“Lincoln”: A Striking Political Epic
By Matt Patton
There are few directors bold enough to tackle historical subject matter from one of the most controversial points in American history. Even less are the actors capable of portraying one of the most influential men (arguably the most influential man) to ever lead our country. In Lincoln, released this past Friday, it appears that Steven Spielberg and Daniel Day-Lewis are the director and actor respectively suited to those tasks.
The opening sequence of Lincoln begins two months after his re-election as President of the United States. The Civil War continues to ruthlessly wage between the Union and Confederacy, and the 13th Amendment is being introduced into the House of Representatives. Should the amendment pass by a majority vote, it will be added to the Constitution, officially abolishing slavery. The film focuses heavily on both Lincoln’s struggle to end the war decimating his country and outlaw the act that started the war in the first place.
Though not to demean or take away from Spielberg or the excellent crew in any regard, I attribute much of the picture’s achievement to the actors that make up not only the main cast, but the ancillary cast as well. Without doubt, this was one of the best acted films of 2012, and this is something truly evident onscreen. Daniel Day-Lewis himself is (as usual) impeccable as Abraham Lincoln.

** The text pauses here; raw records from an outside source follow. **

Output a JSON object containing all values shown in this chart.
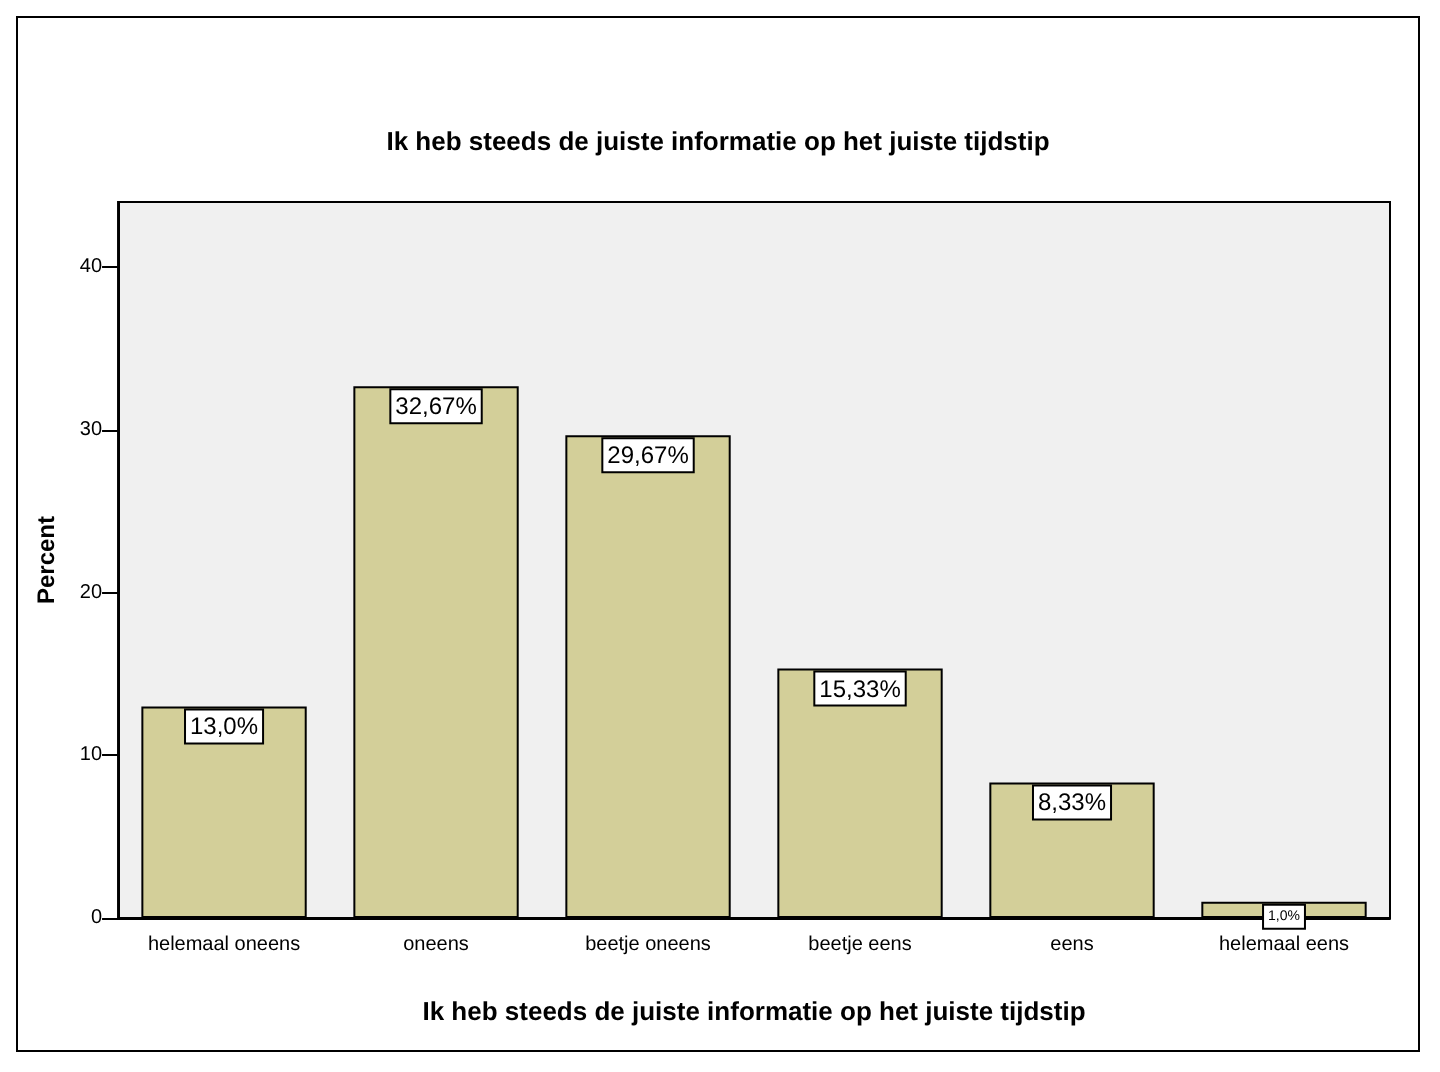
{
  "chart_data": {
    "type": "bar",
    "title": "Ik heb steeds de juiste informatie op het juiste tijdstip",
    "xlabel": "Ik heb steeds de juiste informatie op het juiste tijdstip",
    "ylabel": "Percent",
    "categories": [
      "helemaal oneens",
      "oneens",
      "beetje oneens",
      "beetje eens",
      "eens",
      "helemaal eens"
    ],
    "values": [
      13.0,
      32.67,
      29.67,
      15.33,
      8.33,
      1.0
    ],
    "value_labels": [
      "13,0%",
      "32,67%",
      "29,67%",
      "15,33%",
      "8,33%",
      "1,0%"
    ],
    "color": "#d3cf99",
    "ylim": [
      0,
      44
    ],
    "yticks": [
      0,
      10,
      20,
      30,
      40
    ]
  }
}
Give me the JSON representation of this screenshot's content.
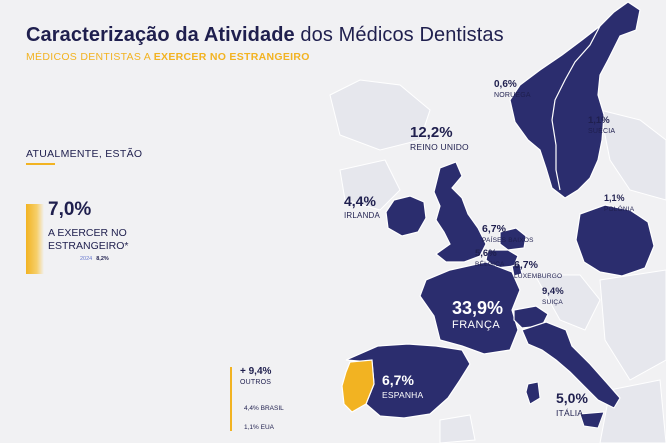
{
  "header": {
    "title_bold": "Caracterização da Atividade",
    "title_light": " dos Médicos Dentistas",
    "subtitle_prefix": "MÉDICOS DENTISTAS A ",
    "subtitle_bold": "EXERCER NO ESTRANGEIRO"
  },
  "panel": {
    "status_label": "ATUALMENTE, ESTÃO",
    "kpi_value": "7,0%",
    "kpi_label": "A EXERCER NO ESTRANGEIRO*",
    "prev_year": "2024",
    "prev_value": "8,2%"
  },
  "countries": [
    {
      "key": "noruega",
      "value": "0,6%",
      "name": "NORUEGA"
    },
    {
      "key": "suecia",
      "value": "1,1%",
      "name": "SUÉCIA"
    },
    {
      "key": "reino_unido",
      "value": "12,2%",
      "name": "REINO UNIDO"
    },
    {
      "key": "irlanda",
      "value": "4,4%",
      "name": "IRLANDA"
    },
    {
      "key": "polonia",
      "value": "1,1%",
      "name": "POLÓNIA"
    },
    {
      "key": "paises_baixos",
      "value": "6,7%",
      "name": "PAÍSES BAIXOS"
    },
    {
      "key": "belgica",
      "value": "5,6%",
      "name": "BÉLGICA"
    },
    {
      "key": "luxemburgo",
      "value": "6,7%",
      "name": "LUXEMBURGO"
    },
    {
      "key": "suica",
      "value": "9,4%",
      "name": "SUIÇA"
    },
    {
      "key": "franca",
      "value": "33,9%",
      "name": "FRANÇA"
    },
    {
      "key": "espanha",
      "value": "6,7%",
      "name": "ESPANHA"
    },
    {
      "key": "italia",
      "value": "5,0%",
      "name": "ITÁLIA"
    }
  ],
  "others": {
    "value": "9,4%",
    "prefix": "+",
    "label": "OUTROS",
    "brasil": "4,4% BRASIL",
    "eua": "1,1% EUA"
  },
  "colors": {
    "navy": "#2b2d6e",
    "accent": "#f2b322",
    "background": "#f1f1f3",
    "light_land": "#e7e8ee"
  }
}
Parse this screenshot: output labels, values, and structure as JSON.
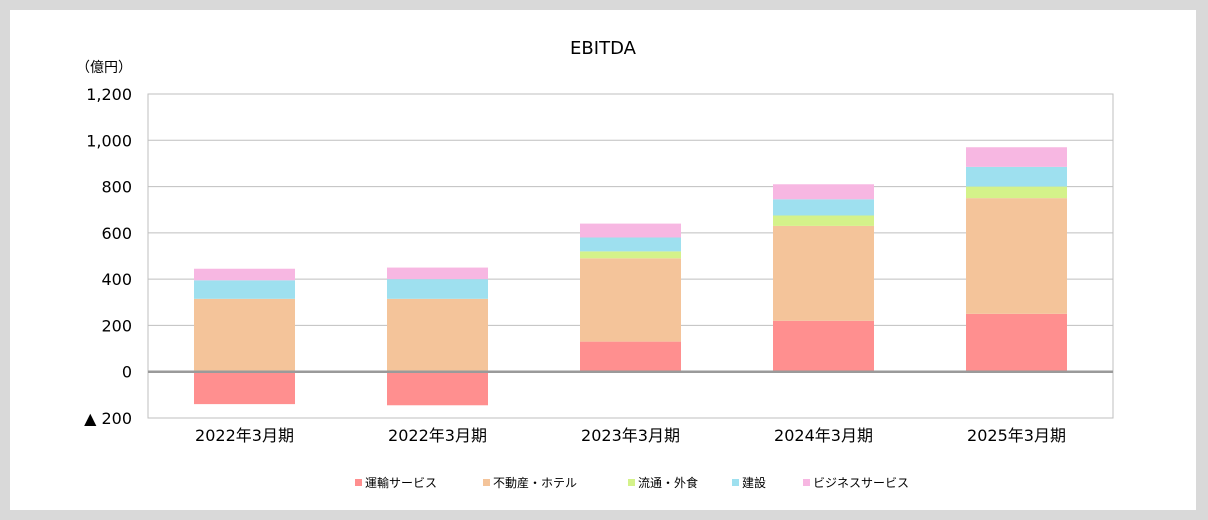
{
  "chart_data": {
    "type": "bar",
    "stacked": true,
    "title": "EBITDA",
    "unit_label": "（億円）",
    "categories": [
      "2022年3月期",
      "2022年3月期",
      "2023年3月期",
      "2024年3月期",
      "2025年3月期"
    ],
    "series": [
      {
        "name": "運輸サービス",
        "color": "#ff8f8f",
        "values": [
          -140,
          -145,
          130,
          220,
          250
        ]
      },
      {
        "name": "不動産・ホテル",
        "color": "#f4c49a",
        "values": [
          315,
          315,
          360,
          410,
          500
        ]
      },
      {
        "name": "流通・外食",
        "color": "#d4f28a",
        "values": [
          0,
          0,
          30,
          45,
          50
        ]
      },
      {
        "name": "建設",
        "color": "#9ee0ef",
        "values": [
          80,
          85,
          60,
          70,
          85
        ]
      },
      {
        "name": "ビジネスサービス",
        "color": "#f7b7e2",
        "values": [
          50,
          50,
          60,
          65,
          85
        ]
      }
    ],
    "ylim": [
      -200,
      1200
    ],
    "y_ticks": [
      -200,
      0,
      200,
      400,
      600,
      800,
      1000,
      1200
    ],
    "y_tick_labels": [
      "▲ 200",
      "0",
      "200",
      "400",
      "600",
      "800",
      "1,000",
      "1,200"
    ],
    "grid": true,
    "legend": "bottom"
  }
}
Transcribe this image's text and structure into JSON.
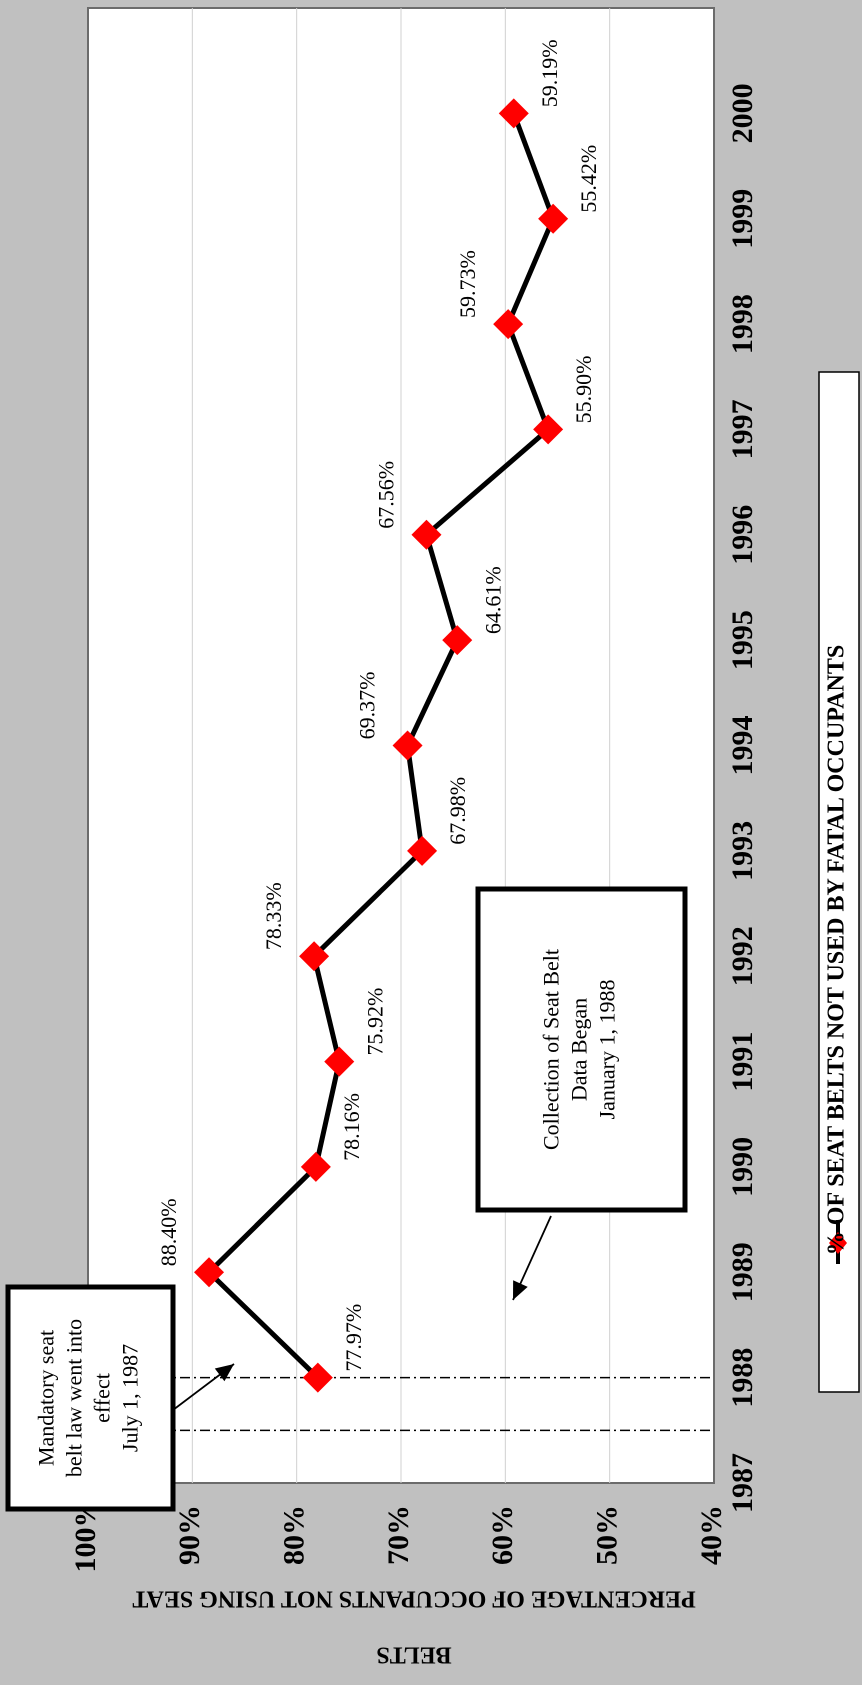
{
  "chart_data": {
    "type": "line",
    "x": [
      1988,
      1989,
      1990,
      1991,
      1992,
      1993,
      1994,
      1995,
      1996,
      1997,
      1998,
      1999,
      2000
    ],
    "series": [
      {
        "name": "% OF SEAT BELTS NOT USED BY FATAL OCCUPANTS",
        "values": [
          77.97,
          88.4,
          78.16,
          75.92,
          78.33,
          67.98,
          69.37,
          64.61,
          67.56,
          55.9,
          59.73,
          55.42,
          59.19
        ],
        "labels": [
          "77.97%",
          "88.40%",
          "78.16%",
          "75.92%",
          "78.33%",
          "67.98%",
          "69.37%",
          "64.61%",
          "67.56%",
          "55.90%",
          "59.73%",
          "55.42%",
          "59.19%"
        ],
        "color": "#ff0000",
        "line_color": "#000000"
      }
    ],
    "xlim": [
      1987,
      2001
    ],
    "xticks": [
      "1987",
      "1988",
      "1989",
      "1990",
      "1991",
      "1992",
      "1993",
      "1994",
      "1995",
      "1996",
      "1997",
      "1998",
      "1999",
      "2000"
    ],
    "ylim": [
      40,
      100
    ],
    "yticks": [
      "40%",
      "50%",
      "60%",
      "70%",
      "80%",
      "90%",
      "100%"
    ],
    "ylabel": "PERCENTAGE OF OCCUPANTS NOT USING SEAT BELTS",
    "ylabel_lines": [
      "PERCENTAGE OF OCCUPANTS NOT USING SEAT",
      "BELTS"
    ],
    "xlabel": "",
    "title": "",
    "grid": true,
    "legend_position": "bottom",
    "orientation": "rotated-90",
    "plot_background": "#ffffff",
    "page_background": "#c0c0c0",
    "annotations": [
      {
        "id": "seat-belt-law",
        "lines": [
          "Mandatory seat",
          "belt law went into",
          "effect",
          "July 1, 1987"
        ],
        "x_value": 1987.5
      },
      {
        "id": "data-collection",
        "lines": [
          "Collection of Seat Belt",
          "Data Began",
          "January 1, 1988"
        ],
        "x_value": 1988.0
      }
    ]
  }
}
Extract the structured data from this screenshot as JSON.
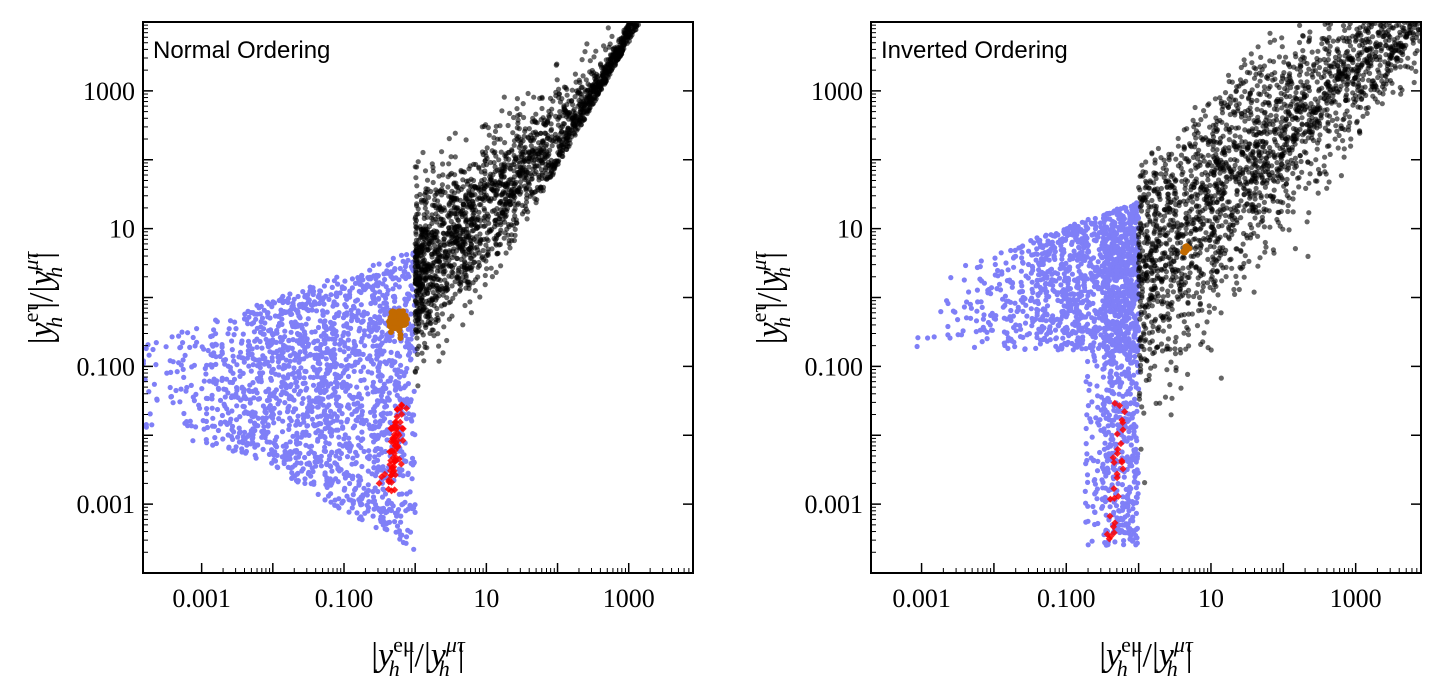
{
  "chart_data": [
    {
      "type": "scatter",
      "title": "Normal Ordering",
      "xlabel": "|y_h^{eμ}|/|y_h^{μτ}|",
      "ylabel": "|y_h^{eτ}|/|y_h^{μτ}|",
      "x_scale": "log",
      "y_scale": "log",
      "xlim": [
        0.00015,
        8000
      ],
      "ylim": [
        0.0001,
        10000
      ],
      "x_ticks": [
        0.001,
        0.1,
        10,
        1000
      ],
      "x_tick_labels": [
        "0.001",
        "0.100",
        "10",
        "1000"
      ],
      "y_ticks": [
        0.001,
        0.1,
        10,
        1000
      ],
      "y_tick_labels": [
        "0.001",
        "0.100",
        "10",
        "1000"
      ],
      "grid": false,
      "colors": {
        "blue": "#7f7ff7",
        "black": "#000000",
        "orange": "#c26a00",
        "red": "#ff0000"
      },
      "regions": {
        "blue": {
          "cut_x": 1.0,
          "xmin": 0.00015,
          "core": [
            0.06,
            0.05
          ],
          "spread": [
            1.0,
            0.9
          ]
        },
        "black": {
          "cut_x": 1.0,
          "xmax": 8000,
          "slope": 1.0,
          "offset": 0.3,
          "lower_at_cut": 0.02
        },
        "orange": {
          "center": [
            0.55,
            0.45
          ],
          "spread": [
            0.06,
            0.08
          ]
        },
        "red": {
          "x_range": [
            0.35,
            0.75
          ],
          "y_range": [
            0.0015,
            0.035
          ]
        }
      }
    },
    {
      "type": "scatter",
      "title": "Inverted Ordering",
      "xlabel": "|y_h^{eμ}|/|y_h^{μτ}|",
      "ylabel": "|y_h^{eτ}|/|y_h^{μτ}|",
      "x_scale": "log",
      "y_scale": "log",
      "xlim": [
        0.0002,
        8000
      ],
      "ylim": [
        0.0001,
        10000
      ],
      "x_ticks": [
        0.001,
        0.1,
        10,
        1000
      ],
      "x_tick_labels": [
        "0.001",
        "0.100",
        "10",
        "1000"
      ],
      "y_ticks": [
        0.001,
        0.1,
        10,
        1000
      ],
      "y_tick_labels": [
        "0.001",
        "0.100",
        "10",
        "1000"
      ],
      "grid": false,
      "colors": {
        "blue": "#7f7ff7",
        "black": "#000000",
        "orange": "#c26a00",
        "red": "#ff0000"
      },
      "regions": {
        "blue": {
          "cut_x": 1.0,
          "xmin": 0.0002,
          "core": [
            0.5,
            1.5
          ],
          "spread": [
            0.9,
            0.9
          ]
        },
        "black": {
          "cut_x": 1.0,
          "xmax": 8000,
          "slope": 1.0,
          "offset": 0.4,
          "lower_at_cut": 0.0008
        },
        "orange": {
          "center": [
            4.5,
            5.0
          ],
          "spread": [
            0.03,
            0.03
          ]
        },
        "red": {
          "x_range": [
            0.35,
            0.65
          ],
          "y_range": [
            0.0003,
            0.03
          ]
        }
      }
    }
  ]
}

A two-time Oscar-winner already (My Left Foot, There Will Be Blood), Day-Lewis’ performance in Lincoln will almost assuredly garner him another nomination for his honest, down-to-earth portrayal of our 16th president. The most striking thing, for me anyway, was that by the end of the film I felt like this Abraham Lincoln was some sweet, old grandfather of mine that has plenty of stories to tell (some appropriate, some inappropriate). It truly felt like he was an ordinary man thrust into an extraordinary situation.
Speaking of Oscars, I’d put heavy odds on nominations for two other roles from the film: Sally Field as Mary Todd Lincoln and Tommy Lee Jones as Rep. Thaddeus Stevens. I’ve never particularly been a huge Sally Field fan. However, she goes full crazy here as Mrs. Lincoln and I highly doubt the Academy will pass up the chance to give Field her third Oscar. Tommy Lee Jones, in another aspect, commanded a performance almost equal to that of the title character. He plays a member of Congress instrumental in the passing of the 13th Amendment. It’s a real scene-stealing performance on the part of Jones, who also rocks a killer perm in the movie.
I only had one gripe with the film, but it’s really nothing major. There were moments in the course of the plot where the writing just seemed sluggish. It was almost as if there were too many plot devices occurring at the same time, or that there were things that were brought up and then never touched on again. I can’t really put my finger on it. You might pick up on what I’m talking about once you see the film. Don’t get me wrong, not every aspect of the writing was like this throughout the film; the dialogue was consistently excellent.
Overall, this movie was fantastic. In case this didn’t convince you, Joseph Gordon Levitt is also in it.